Gascón ordered the suspected killer’s case go to juvenile court, even though he was just one month shy of his 18th birthday at the time of the murders.
Donato Cruikshank is behind bars for shooting two sisters, 16-year-old Sierra Brown and 27-year-old Uniek Atkins, to death before burning down their Los Angeles apartment in 2018. Cruikshank was Sierra’s ex-boyfriend, according to investigators.
Their mother Felicia Andrew is demanding justice for her daughters.
“This is so devastating for us. We just feel, you know, victimized again,” Andrew told “Fox & Friends First” on Friday.
Cruikshank fled the scene in her daughter’s car and took all their technology devices, including cell phones and Apple watches, to ensure he could not be traced back to the crime scene, Andrew said.
“[Cruikshank] came back to the scene with us and acted like he didn’t know what had happened. He even interviewed with the police officers and kept his calm,” Andrew said.
Andrew said she had three grandkids left without mothers after her daughters’ deaths.
She added she had a meeting with Gascón in 2020, where he told her he’d “look over the case and not use his blanket policy.”
“He was very cold-hearted, he didn’t seem like, you know, he cared … at the end of the call he said, ‘I’ve been a police officer, LAPD for so many years and I’ve seen a lot of murders,” Andrew said.
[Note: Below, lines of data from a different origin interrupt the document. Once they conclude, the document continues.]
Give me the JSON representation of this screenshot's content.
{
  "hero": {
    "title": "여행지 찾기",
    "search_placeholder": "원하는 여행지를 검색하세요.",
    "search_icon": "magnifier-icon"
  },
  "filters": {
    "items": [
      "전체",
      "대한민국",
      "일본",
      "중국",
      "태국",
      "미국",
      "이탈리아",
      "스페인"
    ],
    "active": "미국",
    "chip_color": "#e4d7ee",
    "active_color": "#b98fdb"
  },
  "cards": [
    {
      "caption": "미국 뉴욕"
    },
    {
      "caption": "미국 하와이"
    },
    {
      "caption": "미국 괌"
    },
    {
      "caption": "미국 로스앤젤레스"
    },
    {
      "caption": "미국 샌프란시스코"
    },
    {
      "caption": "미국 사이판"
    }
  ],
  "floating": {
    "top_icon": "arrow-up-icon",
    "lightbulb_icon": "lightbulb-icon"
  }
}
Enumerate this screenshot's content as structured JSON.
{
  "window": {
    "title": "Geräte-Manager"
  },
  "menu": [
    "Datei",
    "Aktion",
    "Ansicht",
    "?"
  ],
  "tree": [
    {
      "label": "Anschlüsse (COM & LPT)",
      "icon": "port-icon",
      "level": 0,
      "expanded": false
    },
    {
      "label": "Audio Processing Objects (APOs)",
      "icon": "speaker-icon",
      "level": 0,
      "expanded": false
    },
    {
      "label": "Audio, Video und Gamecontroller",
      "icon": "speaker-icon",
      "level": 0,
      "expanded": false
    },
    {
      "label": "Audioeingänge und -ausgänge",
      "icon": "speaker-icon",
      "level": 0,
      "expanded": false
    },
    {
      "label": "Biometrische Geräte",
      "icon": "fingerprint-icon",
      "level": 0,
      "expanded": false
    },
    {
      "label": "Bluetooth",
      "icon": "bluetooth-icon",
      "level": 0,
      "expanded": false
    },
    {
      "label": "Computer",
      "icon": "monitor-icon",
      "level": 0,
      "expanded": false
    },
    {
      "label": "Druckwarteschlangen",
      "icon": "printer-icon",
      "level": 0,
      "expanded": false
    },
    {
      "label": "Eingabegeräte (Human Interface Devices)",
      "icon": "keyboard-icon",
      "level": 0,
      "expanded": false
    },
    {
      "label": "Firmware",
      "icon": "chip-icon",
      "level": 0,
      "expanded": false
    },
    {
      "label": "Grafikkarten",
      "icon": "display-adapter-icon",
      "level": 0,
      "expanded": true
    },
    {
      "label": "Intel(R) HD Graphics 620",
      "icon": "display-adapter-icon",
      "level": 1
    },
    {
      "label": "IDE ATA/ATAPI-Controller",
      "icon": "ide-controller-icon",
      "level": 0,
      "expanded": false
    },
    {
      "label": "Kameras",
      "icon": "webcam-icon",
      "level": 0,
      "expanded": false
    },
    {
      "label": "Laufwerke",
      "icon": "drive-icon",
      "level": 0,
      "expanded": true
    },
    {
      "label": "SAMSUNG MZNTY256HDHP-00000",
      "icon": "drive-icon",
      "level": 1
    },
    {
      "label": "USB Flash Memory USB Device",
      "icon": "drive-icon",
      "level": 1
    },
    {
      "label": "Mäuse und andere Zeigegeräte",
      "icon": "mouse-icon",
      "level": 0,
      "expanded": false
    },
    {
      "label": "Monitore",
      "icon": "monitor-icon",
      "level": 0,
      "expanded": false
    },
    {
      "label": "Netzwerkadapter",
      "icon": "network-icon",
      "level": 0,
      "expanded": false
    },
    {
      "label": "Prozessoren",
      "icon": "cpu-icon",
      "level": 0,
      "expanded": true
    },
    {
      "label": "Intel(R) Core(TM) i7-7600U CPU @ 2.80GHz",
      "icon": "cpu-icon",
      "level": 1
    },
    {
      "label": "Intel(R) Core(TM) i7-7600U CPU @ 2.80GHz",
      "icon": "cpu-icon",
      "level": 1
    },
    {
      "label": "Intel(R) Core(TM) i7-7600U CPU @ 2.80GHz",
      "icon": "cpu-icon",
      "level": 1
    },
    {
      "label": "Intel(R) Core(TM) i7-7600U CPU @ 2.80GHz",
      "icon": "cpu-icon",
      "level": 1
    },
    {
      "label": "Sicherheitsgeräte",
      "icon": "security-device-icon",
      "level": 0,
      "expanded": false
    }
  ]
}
Kathy Cady, a former Los Angeles County DA prosecutor, has been representing the victim’s families and argued the California law allows for a district attorney’s office to use its discretion to ask the court to treat a juvenile as an adult.
“Because this particular person was only one month shy at his birthday, the district attorney’s office, soon after the crime occurred, had filed the motion to ask that the defendant be heard in adult court,” Cady said.
Cady mentioned the motion has been pending for the last two years and Gascón’s youth justice policies forced prosecutors to withdraw the motion.
“We were hopeful that the judge might make an exception and allow or make a hearing where he would be able to decide whether or not the defendant should go up to adult court or stay in juvenile court,” Cady said. “Unfortunately, the judge did not believe that he had the power to do that and that it was completely up to the district attorney’s discretion.”